Para finalizar el festival, todos cantamos una canción que había compuesto El Negro para la ocasión, adaptando una canción ya existente, y que tenía dos tipos de letra, una crítica y otra pastelosa con el colegio. La cantamos al final del festival, en uno de esos momentos de unión espiritual y emociones embargadas, en el que nos sentíamos parte de un todo, en el que pensábamos que nunca nos separaríamos de aquellos amigos con los que cantábamos “Tajamar, Tajamar… un colegio y un hogar, tienes cosas que cambiar…” . Supongo que El Negro, que suele entrar por aquí, colgará la letra entera un día de éstos.






Cuando acabamos el Festival (del que no queda memoria gráfica, porque no nos acordamos de que, como todo lo se hace sin pensar mucho, sale bien, pero es irrepetible), nos sentimos con la sensación de que habíamos hecho algo grande, importante, por nosotros mismos, sin la ayuda ni la organización del colegio. Algo que nunca se había hecho antes y que nos pasaportaba, sin transición, a la despedida de Tajamar, ya que a los pocos días tuvimos los exámenes finales y la odiada y temida selectividad. Era la despedida del colegio, de los años de infancia, del universo conocido y amigable. A partir de ese momento, nos separaríamos de los amigos de tantos años, de los profesores, de la calidez de lo conocido y manejable, para entrar en el cruel mundo del trabajo o de la universidad. Sentíamos que nos hacíamos mayores, que en seguida alcanzaríamos la mayoría de edad, podríamos sacarnos el carné de conducir, ir a clase con chicas, salir del barrio…. Era un momento de cambio, apasionante, en el que rompíamos las cálidas ataduras del colegio, de sus clases de una planta, de sus pasillos de granito, de las ventanas de guillotina, del bocata en la calefacción para que estuviera caliente en el recreo, de los cigarrillos sueltos y las pipas del Claudio.

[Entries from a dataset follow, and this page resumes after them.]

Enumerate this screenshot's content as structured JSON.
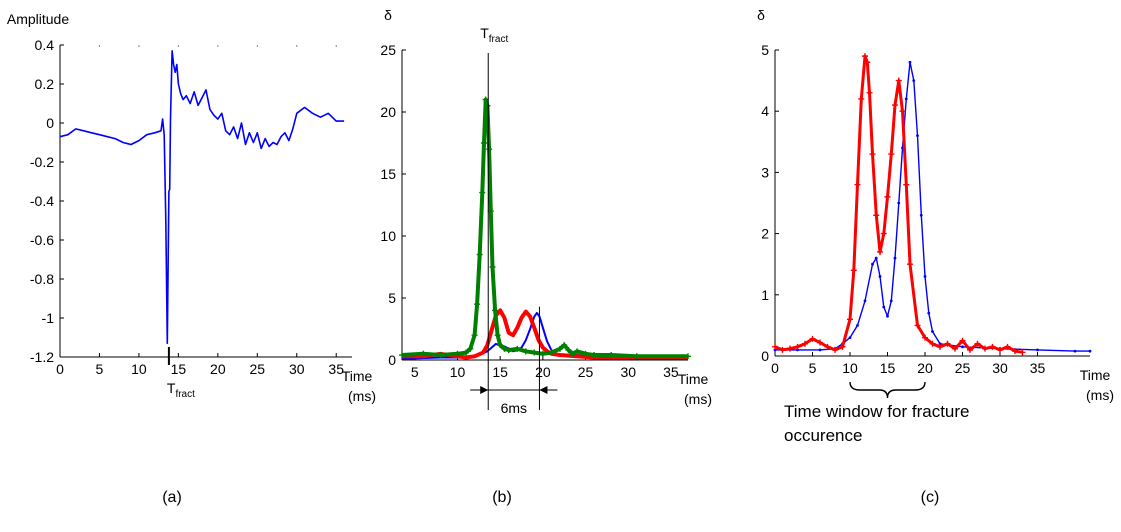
{
  "chart_data": [
    {
      "type": "line",
      "panel_label": "(a)",
      "ylabel": "Amplitude",
      "xlabel": [
        "Time",
        "(ms)"
      ],
      "marker_label": {
        "main": "T",
        "sub": "fract"
      },
      "marker_x": 13.8,
      "xlim": [
        0,
        37
      ],
      "ylim": [
        -1.2,
        0.4
      ],
      "xticks": [
        0,
        5,
        10,
        15,
        20,
        25,
        30,
        35
      ],
      "xtick_labels": [
        "0",
        "5",
        "10",
        "15",
        "20",
        "25",
        "30",
        "35"
      ],
      "yticks": [
        0.4,
        0.2,
        0,
        -0.2,
        -0.4,
        -0.6,
        -0.8,
        -1,
        -1.2
      ],
      "ytick_labels": [
        "0.4",
        "0.2",
        "0",
        "-0.2",
        "-0.4",
        "-0.6",
        "-0.8",
        "-1",
        "-1.2"
      ],
      "series": [
        {
          "color": "#0000ff",
          "x": [
            0,
            1,
            2,
            3,
            4,
            5,
            6,
            7,
            8,
            9,
            10,
            11,
            12,
            12.8,
            13.0,
            13.2,
            13.4,
            13.6,
            13.8,
            13.9,
            14.0,
            14.2,
            14.4,
            14.6,
            14.8,
            15.0,
            15.3,
            15.6,
            16,
            16.5,
            17,
            17.5,
            18,
            18.5,
            19,
            19.5,
            20,
            20.5,
            21,
            21.5,
            22,
            22.5,
            23,
            23.5,
            24,
            24.5,
            25,
            25.5,
            26,
            26.5,
            27,
            27.5,
            28,
            28.5,
            29,
            29.5,
            30,
            31,
            32,
            33,
            34,
            35,
            36
          ],
          "y": [
            -0.07,
            -0.06,
            -0.03,
            -0.04,
            -0.05,
            -0.06,
            -0.07,
            -0.08,
            -0.1,
            -0.11,
            -0.09,
            -0.06,
            -0.05,
            -0.04,
            0.02,
            -0.06,
            -0.5,
            -1.13,
            -0.35,
            -0.34,
            0.02,
            0.37,
            0.3,
            0.26,
            0.3,
            0.2,
            0.15,
            0.12,
            0.14,
            0.1,
            0.16,
            0.09,
            0.13,
            0.17,
            0.07,
            0.04,
            0.02,
            0.05,
            -0.04,
            -0.06,
            -0.02,
            -0.08,
            0.0,
            -0.11,
            -0.05,
            -0.1,
            -0.05,
            -0.13,
            -0.08,
            -0.12,
            -0.1,
            -0.11,
            -0.07,
            -0.05,
            -0.09,
            -0.03,
            0.05,
            0.08,
            0.05,
            0.03,
            0.05,
            0.01,
            0.01
          ]
        }
      ]
    },
    {
      "type": "line",
      "panel_label": "(b)",
      "ylabel": "δ",
      "xlabel": [
        "Time",
        "(ms)"
      ],
      "marker_label": {
        "main": "T",
        "sub": "fract"
      },
      "marker_x": 13.6,
      "window_end_x": 19.6,
      "span_label": "6ms",
      "xlim": [
        3.5,
        37
      ],
      "ylim": [
        0,
        25
      ],
      "xticks": [
        5,
        10,
        15,
        20,
        25,
        30,
        35
      ],
      "xtick_labels": [
        "5",
        "10",
        "15",
        "20",
        "25",
        "30",
        "35"
      ],
      "yticks": [
        25,
        20,
        15,
        10,
        5,
        0
      ],
      "ytick_labels": [
        "25",
        "20",
        "15",
        "10",
        "5",
        "0"
      ],
      "series": [
        {
          "color": "#0000ff",
          "width": 2,
          "x": [
            3.5,
            8,
            11,
            12.5,
            13.5,
            14.5,
            15.5,
            16,
            16.5,
            17,
            17.5,
            18,
            18.5,
            19,
            19.3,
            19.6,
            20,
            20.5,
            21,
            21.5,
            22.5,
            24,
            26,
            30,
            37
          ],
          "y": [
            0.1,
            0.2,
            0.2,
            0.4,
            0.7,
            1.3,
            1.1,
            0.9,
            0.7,
            0.8,
            1.0,
            1.6,
            2.5,
            3.5,
            3.8,
            3.5,
            2.6,
            1.5,
            0.8,
            0.5,
            0.4,
            0.4,
            0.3,
            0.2,
            0.1
          ]
        },
        {
          "color": "#ff0000",
          "width": 4,
          "x": [
            3.5,
            6,
            8,
            10,
            11,
            12,
            13,
            13.5,
            14,
            14.5,
            15,
            15.5,
            16,
            16.5,
            17,
            17.5,
            18,
            18.5,
            19,
            19.5,
            20,
            20.5,
            21,
            22,
            24,
            26,
            30,
            37
          ],
          "y": [
            0.3,
            0.3,
            0.5,
            0.3,
            0.2,
            0.3,
            0.6,
            1.2,
            2.4,
            3.6,
            4.0,
            3.4,
            2.2,
            2.0,
            2.6,
            3.4,
            3.9,
            3.5,
            2.6,
            1.6,
            1.0,
            0.7,
            0.5,
            0.4,
            0.3,
            0.2,
            0.2,
            0.2
          ]
        },
        {
          "color": "#008000",
          "width": 4,
          "marker": "plus",
          "x": [
            3.5,
            6,
            8,
            10,
            11,
            11.5,
            12,
            12.3,
            12.6,
            12.9,
            13.1,
            13.3,
            13.5,
            13.7,
            13.9,
            14.1,
            14.4,
            14.7,
            15,
            15.5,
            16,
            17,
            18,
            19,
            20,
            21,
            22,
            22.5,
            23,
            23.5,
            24,
            25,
            26,
            28,
            31,
            37
          ],
          "y": [
            0.4,
            0.5,
            0.4,
            0.5,
            0.6,
            0.9,
            2.0,
            4.5,
            8.5,
            13.5,
            17.5,
            21.0,
            20.5,
            17.0,
            12.0,
            7.5,
            4.0,
            2.0,
            1.2,
            0.9,
            0.8,
            0.9,
            0.7,
            0.6,
            0.5,
            0.6,
            0.9,
            1.2,
            0.8,
            0.5,
            0.7,
            0.5,
            0.4,
            0.4,
            0.3,
            0.3
          ]
        }
      ]
    },
    {
      "type": "line",
      "panel_label": "(c)",
      "ylabel": "δ",
      "xlabel": [
        "Time",
        "(ms)"
      ],
      "annotation": [
        "Time window for fracture",
        "occurence"
      ],
      "window": [
        10,
        20
      ],
      "xlim": [
        0,
        42
      ],
      "ylim": [
        0,
        5
      ],
      "xticks": [
        0,
        5,
        10,
        15,
        20,
        25,
        30,
        35
      ],
      "xtick_labels": [
        "0",
        "5",
        "10",
        "15",
        "20",
        "25",
        "30",
        "35"
      ],
      "yticks": [
        5,
        4,
        3,
        2,
        1,
        0
      ],
      "ytick_labels": [
        "5",
        "4",
        "3",
        "2",
        "1",
        "0"
      ],
      "series": [
        {
          "color": "#0000ff",
          "width": 1.4,
          "marker": "dot",
          "x": [
            0,
            3,
            6,
            8,
            9,
            10,
            11,
            12,
            13,
            13.5,
            14,
            14.5,
            15,
            15.5,
            16,
            16.5,
            17,
            17.5,
            18,
            18.5,
            19,
            19.5,
            20,
            20.5,
            21,
            22,
            25,
            30,
            35,
            40,
            42
          ],
          "y": [
            0.1,
            0.1,
            0.1,
            0.12,
            0.2,
            0.3,
            0.5,
            0.9,
            1.5,
            1.6,
            1.3,
            0.8,
            0.65,
            0.9,
            1.6,
            2.5,
            3.4,
            4.2,
            4.8,
            4.5,
            3.6,
            2.3,
            1.3,
            0.7,
            0.4,
            0.2,
            0.15,
            0.12,
            0.1,
            0.08,
            0.08
          ]
        },
        {
          "color": "#ff0000",
          "width": 3,
          "marker": "plus",
          "x": [
            0,
            1,
            2,
            3,
            4,
            5,
            6,
            7,
            8,
            9,
            10,
            10.5,
            11,
            11.5,
            12,
            12.3,
            12.6,
            13,
            13.5,
            14,
            14.5,
            15,
            15.5,
            16,
            16.5,
            17,
            17.5,
            18,
            19,
            20,
            21,
            22,
            23,
            24,
            25,
            26,
            27,
            28,
            29,
            30,
            31,
            32,
            33
          ],
          "y": [
            0.15,
            0.1,
            0.12,
            0.15,
            0.2,
            0.28,
            0.22,
            0.15,
            0.1,
            0.15,
            0.6,
            1.4,
            2.8,
            4.2,
            4.9,
            4.8,
            4.3,
            3.3,
            2.3,
            1.7,
            2.0,
            2.6,
            3.3,
            4.1,
            4.5,
            4.0,
            2.8,
            1.5,
            0.5,
            0.3,
            0.2,
            0.15,
            0.2,
            0.12,
            0.25,
            0.1,
            0.2,
            0.12,
            0.15,
            0.1,
            0.15,
            0.08,
            0.06
          ]
        }
      ]
    }
  ]
}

Era el momento de las expectativas abiertas, donde se abrían todos los caminos; con el tiempo, te das cuenta de que crecer, madurar, es precisamente esto: ir tomando decisiones, elegir sólo uno de los caminos que se presentan en cada encrucijada, abandonando los demás. Cada elección te planteará otras nuevas más adelante, que te harán más o menos libre en función de si acertaste o no en las encrucijadas anteriores. En aquellos momentos teníamos todas las opciones abiertas, teníamos que elegir carrera (o no), lo que implicaría nuevos amigos (o no), un futuro profesional distinto, etc. El Negro ya se sentía un gran director de cine, porque iba a empezar imagen y sonido, en la escuela de periodismo; Alberto, un gran informático (ya sabía manejar un Commodore 74, que era un ordenador sin pantalla que almacenaba los datos en cintas de magnetofón); Pablo ingresaría en el seminario diocesano, siguiendo su vocación sacerdotal, que le acompañaba desde que yo le conocí, con 10 u 11 años. Miguel Ángel Franco y yo compartíamos elección: Industriales; yo estaba acojonado porque me iba a enfrentar a una ingeniería, que decían que era una cosa dificilísima y que muy pocos conseguían pasar del primer curso, pero ir con M.A. Franco me daba la tranquilidad de la ayuda de su inteligencia. Comenzamos a salir del entorno del barrio, a hacer las preinscripciones, a acercarnos por las respectivas universidades. Empezamos a sentirnos un número, uno del montón, a medida que hacíamos colas y rellenábamos formularios de solicitud.

Era como salir del pueblo para emigrar a la gran ciudad.